Label: Meta Records, 2021
Personnel - Adam Rudolph: conduction, composition, arrangements, handrumset (#9); Liberty Ellman: electric guitar; Nels Cline: electric guitar; Miles Okazaki: electric guitar; David Gilmore: electric guitar; Kenny Wessel: electric guitar; Joel Harrison: electric guitar, national steel guitar; Marco Cappelli: acoustic guitar; Jerome Harris: electric guitar, bass guitar, lap steel guitar; Damon Banks: bass guitar.
This music composed and spontaneously conducted by the acclaimed American percussionist Adam Rudolph for his Go: Organic Guitar Orchestra is atypically enchanting. The high-wire interplay between nine widely different but compelling New York-based guitarists gets to an unconventional sonic escapism that’s equally beguiling and provocative. Resonant Bodies is the 12th installment in Rudolph’s Go: Organic Orchestra series, launched in 2001, and uses his prototypical approach with interval matrices, cosmograms and ostinatos of circularity. The titles of the tracks are the names of stars in the Cygnus cluster.

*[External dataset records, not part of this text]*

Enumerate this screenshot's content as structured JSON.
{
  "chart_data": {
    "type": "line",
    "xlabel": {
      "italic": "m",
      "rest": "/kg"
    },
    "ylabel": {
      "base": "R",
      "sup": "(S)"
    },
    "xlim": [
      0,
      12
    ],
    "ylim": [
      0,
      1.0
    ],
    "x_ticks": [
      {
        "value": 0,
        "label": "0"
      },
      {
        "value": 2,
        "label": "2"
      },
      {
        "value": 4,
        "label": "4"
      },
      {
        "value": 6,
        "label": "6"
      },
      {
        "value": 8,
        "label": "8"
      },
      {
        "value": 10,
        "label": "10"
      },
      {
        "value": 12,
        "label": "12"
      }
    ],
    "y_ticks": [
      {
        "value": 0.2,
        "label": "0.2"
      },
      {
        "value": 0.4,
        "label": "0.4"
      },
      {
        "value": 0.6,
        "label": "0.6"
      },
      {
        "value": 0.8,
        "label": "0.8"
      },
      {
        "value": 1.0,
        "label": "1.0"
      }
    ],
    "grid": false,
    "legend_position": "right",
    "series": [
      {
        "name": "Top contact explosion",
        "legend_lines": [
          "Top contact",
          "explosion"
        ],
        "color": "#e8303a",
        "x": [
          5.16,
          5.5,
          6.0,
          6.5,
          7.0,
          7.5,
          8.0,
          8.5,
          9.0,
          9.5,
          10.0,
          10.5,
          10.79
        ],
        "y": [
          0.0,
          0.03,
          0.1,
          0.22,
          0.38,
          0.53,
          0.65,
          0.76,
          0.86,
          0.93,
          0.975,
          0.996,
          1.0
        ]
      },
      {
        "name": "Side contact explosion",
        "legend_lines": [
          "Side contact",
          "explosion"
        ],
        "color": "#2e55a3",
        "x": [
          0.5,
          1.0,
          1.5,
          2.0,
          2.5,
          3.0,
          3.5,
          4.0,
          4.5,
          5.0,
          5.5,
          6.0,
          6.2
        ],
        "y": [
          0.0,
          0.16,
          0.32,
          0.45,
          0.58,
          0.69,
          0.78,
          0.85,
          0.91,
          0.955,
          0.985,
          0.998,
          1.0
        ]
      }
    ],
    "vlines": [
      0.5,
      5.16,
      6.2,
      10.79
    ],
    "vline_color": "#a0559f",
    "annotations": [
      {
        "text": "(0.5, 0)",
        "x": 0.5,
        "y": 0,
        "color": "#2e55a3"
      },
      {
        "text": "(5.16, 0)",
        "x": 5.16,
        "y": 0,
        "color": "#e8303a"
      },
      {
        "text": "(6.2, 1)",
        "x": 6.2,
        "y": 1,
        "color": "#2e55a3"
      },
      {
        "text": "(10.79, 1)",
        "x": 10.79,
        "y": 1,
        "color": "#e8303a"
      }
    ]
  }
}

“Parallax” begins this journey with jagged guitar specks and electronic effects before a rhythmic motion becomes noticeable. The bass follows the idea creating a 10-beat cycle figure that gradually spreads among the crew of musicians. This one is immediately followed by “Albireo”, in which a two-way guitar conversation give the music an abstract shape before rock-infused solos take place over a trance-dancing Eastern pulsation.
The virtuosity of the guitarists involved are occasionally hidden behind the discreet, minimal and spacious foundations. “Mira” serves as an example, where airy chordal elongations support foreboding distorted sounds. Resonant, full-bellied bass notes are added both near the beginning and before the end.
Despite the feast of ostinatos engraved on “Dolidze”, there’s this guitar plasticity that avoids rigidness. Actually, the latter piece is deliciously polyrhythmic, an electro-acoustic psychedelic outfit with occasional parallel trajectories between bass and acoustic guitar, funky wah-wah sounds, samba groove and wild, simultaneous soloing, before ending in pure ecstasy.
Including vibrating drones and scintillating fluxes, “Cygnus” embraces a similar experimental electronic ambiance found in the music of some 20th-century avant-garde composers, like Stockhausen, Varèse and Xenakis. By contrast, “Fawaris” features animated jazz dialogues and contrapuntal figures liable to create atonal configurations of sound as they collide.
The closing piece, “Deneb”, is the only one featuring Rudolph’s percussion as he plays an Afro-centric rhythm on his handrumset, surrounded by a counterpoint of texture.
Rudolph stands at the vanguard of his productive generation of music creators. His methods and impromptu ways managed to make guitars sounding like if they’re not, and there’s definitely something new here worth exploring.